Mr Wilson accused Mr Robinson of playing into the hands of Sinn Féin, although conceded that his former leader was still a "strong unionist".
By Mark Devenport, BBC News NI political editor
The DUP normally prides itself on running a tight ship, so the latest verbal exchanges between its former leader and one of its most prominent MPs are quite remarkable.
Peter Robinson and Sammy Wilson have engaged in not just one but two bouts of in-fighting over the rights and wrongs of preparing for a border poll.
What's behind this? It's true Mr Robinson passed over Mr Wilson when choosing his successor, instead smoothing the way for Arlene Foster.
But Mr Wilson insists the row isn't personal and that he still regards his ex-leader as a friend, albeit one who likes a good row as much as he does.
Mr Robinson may be an ex-DUP leader but he is also an honorary professor at Belfast's Queen's University, which gives him a platform to make a contribution.
After observing a period of relative silence, his latest contributions have taken many by surprise.
Perhaps they reflect his frustration about the continuing vacuum at Stormont as much as his concerns about the impact of Brexit or the direction of demographic change on the future of Northern Ireland as it approaches its centenary.
Mr Robinson has also garnered criticism from outside his party.
Former UUP leader Lord Empey, now party chairman, said that as a former leader Mr Robinson should make his points privately.

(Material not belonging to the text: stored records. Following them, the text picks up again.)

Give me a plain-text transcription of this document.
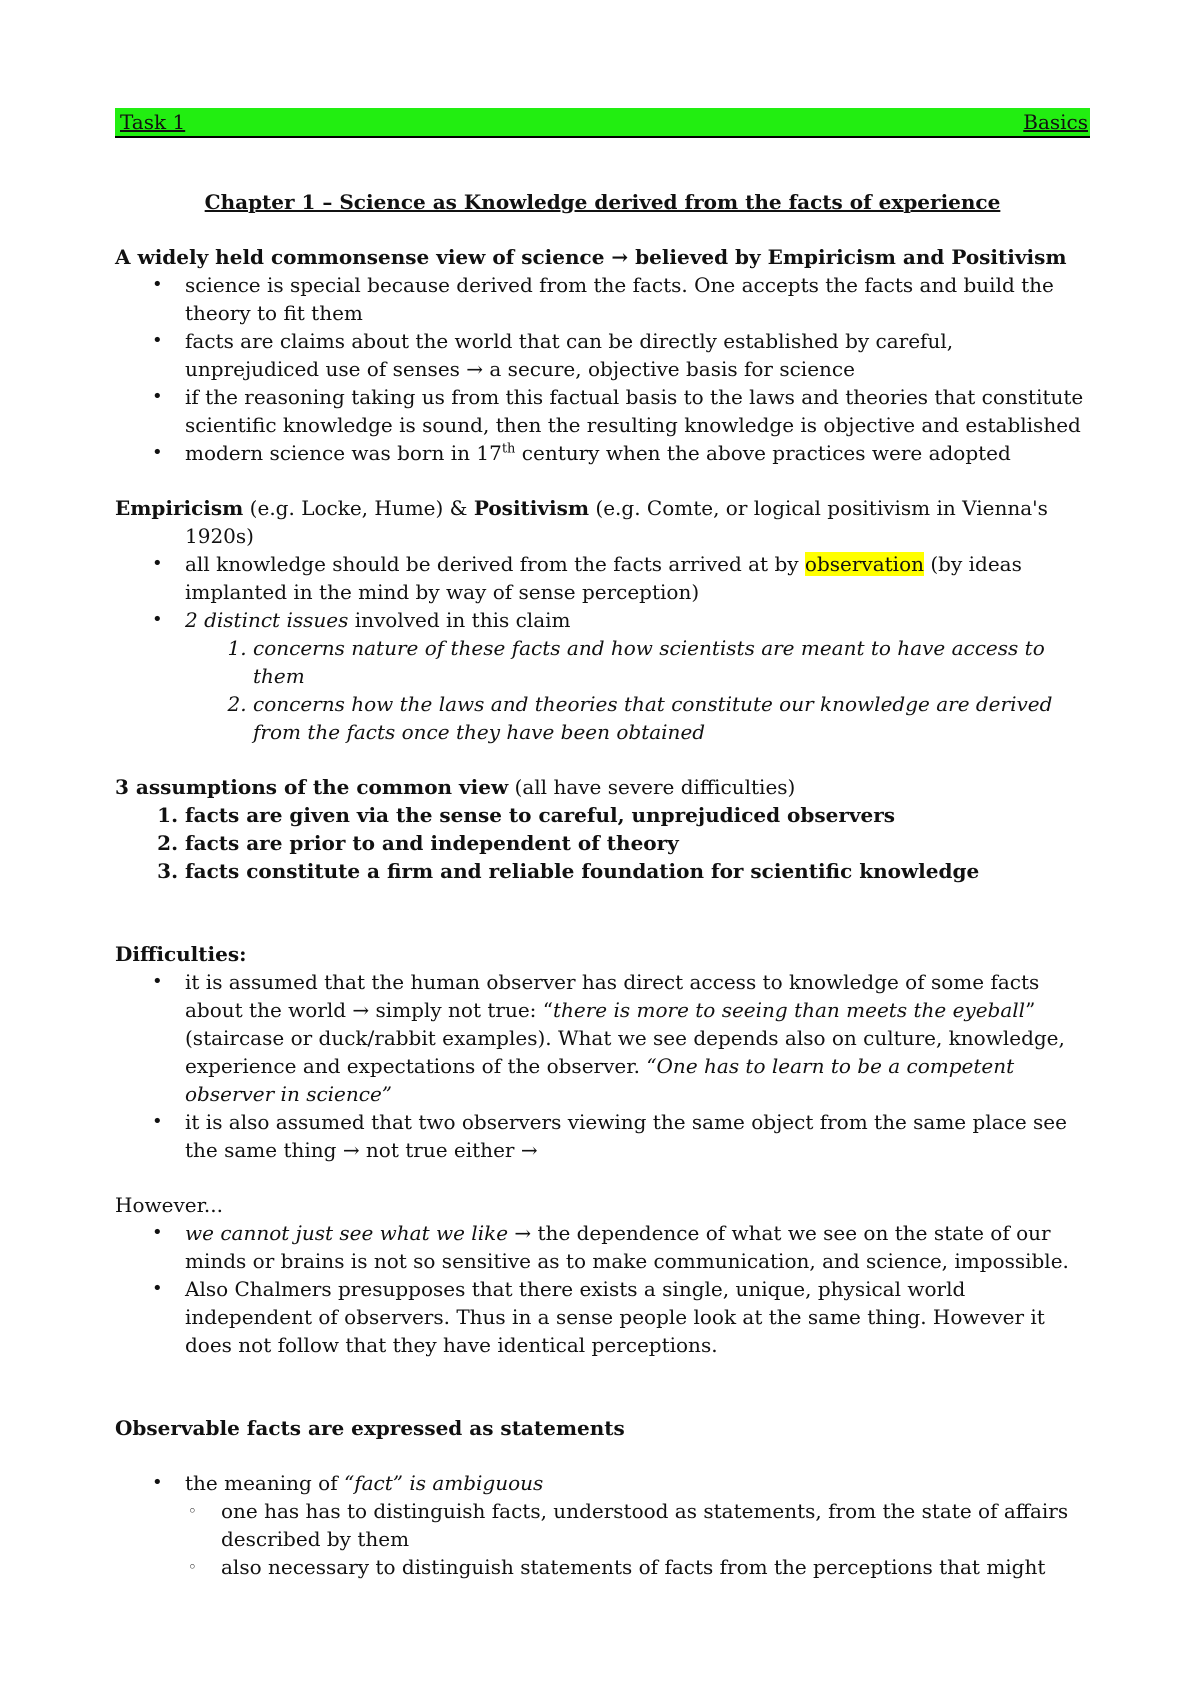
Task 1	Basics
Chapter 1 – Science as Knowledge derived from the facts of experience
A widely held commonsense view of science → believed by Empiricism and Positivism
• science is special because derived from the facts. One accepts the facts and build the theory to fit them
• facts are claims about the world that can be directly established by careful, unprejudiced use of senses → a secure, objective basis for science
• if the reasoning taking us from this factual basis to the laws and theories that constitute scientific knowledge is sound, then the resulting knowledge is objective and established
• modern science was born in 17th century when the above practices were adopted
Empiricism (e.g. Locke, Hume) & Positivism (e.g. Comte, or logical positivism in Vienna's 1920s)
• all knowledge should be derived from the facts arrived at by observation (by ideas implanted in the mind by way of sense perception)
• 2 distinct issues involved in this claim
1. concerns nature of these facts and how scientists are meant to have access to them
2. concerns how the laws and theories that constitute our knowledge are derived from the facts once they have been obtained
3 assumptions of the common view (all have severe difficulties)
1. facts are given via the sense to careful, unprejudiced observers
2. facts are prior to and independent of theory
3. facts constitute a firm and reliable foundation for scientific knowledge
Difficulties:
• it is assumed that the human observer has direct access to knowledge of some facts about the world → simply not true: “there is more to seeing than meets the eyeball” (staircase or duck/rabbit examples). What we see depends also on culture, knowledge, experience and expectations of the observer. “One has to learn to be a competent observer in science”
• it is also assumed that two observers viewing the same object from the same place see the same thing → not true either →
However...
• we cannot just see what we like → the dependence of what we see on the state of our minds or brains is not so sensitive as to make communication, and science, impossible.
• Also Chalmers presupposes that there exists a single, unique, physical world independent of observers. Thus in a sense people look at the same thing. However it does not follow that they have identical perceptions.
Observable facts are expressed as statements
• the meaning of “fact” is ambiguous
◦ one has has to distinguish facts, understood as statements, from the state of affairs described by them
◦ also necessary to distinguish statements of facts from the perceptions that might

Lord Empey also speculated that the former DUP leader could be on a "come-back operation".
Talkback contacted Mr Robinson about that speculation and he responded: "You must be joking. Not the remotest notion of doing so."

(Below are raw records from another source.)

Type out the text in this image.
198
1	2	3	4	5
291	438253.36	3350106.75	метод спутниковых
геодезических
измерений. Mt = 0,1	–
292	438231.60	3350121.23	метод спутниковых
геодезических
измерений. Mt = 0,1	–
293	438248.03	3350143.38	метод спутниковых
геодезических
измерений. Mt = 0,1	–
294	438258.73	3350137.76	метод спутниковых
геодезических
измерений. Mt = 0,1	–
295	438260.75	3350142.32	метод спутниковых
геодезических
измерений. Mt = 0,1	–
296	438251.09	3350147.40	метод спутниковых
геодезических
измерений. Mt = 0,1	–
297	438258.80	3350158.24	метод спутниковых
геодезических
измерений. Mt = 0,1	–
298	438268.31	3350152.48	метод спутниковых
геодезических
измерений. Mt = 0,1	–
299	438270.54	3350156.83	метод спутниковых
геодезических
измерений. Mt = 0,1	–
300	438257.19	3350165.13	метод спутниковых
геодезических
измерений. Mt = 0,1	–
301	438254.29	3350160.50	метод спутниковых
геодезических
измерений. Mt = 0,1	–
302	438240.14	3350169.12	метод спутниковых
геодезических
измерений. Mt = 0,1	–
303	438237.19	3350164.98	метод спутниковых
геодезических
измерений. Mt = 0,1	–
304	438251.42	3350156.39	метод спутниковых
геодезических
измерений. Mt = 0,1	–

Lord Empey told Talkback being a former leader could be a "difficult role".
"You have to have regard to the fact that someone else is is the driving seat, not you and you have to adjust to that and recent events in the last few months with Peter Robinson's interventions clearly indicate his hasn't managed to achieve that.
"The one cardinal sin in my view is for former leaders to be critical publicly of their successors.
"We saw in Queen's University earlier this summer when Peter made his border poll speech, Arlene was sitting in front of him and he referred to the train crash of the talks that she led in February and it was fairly obvious who he was getting at."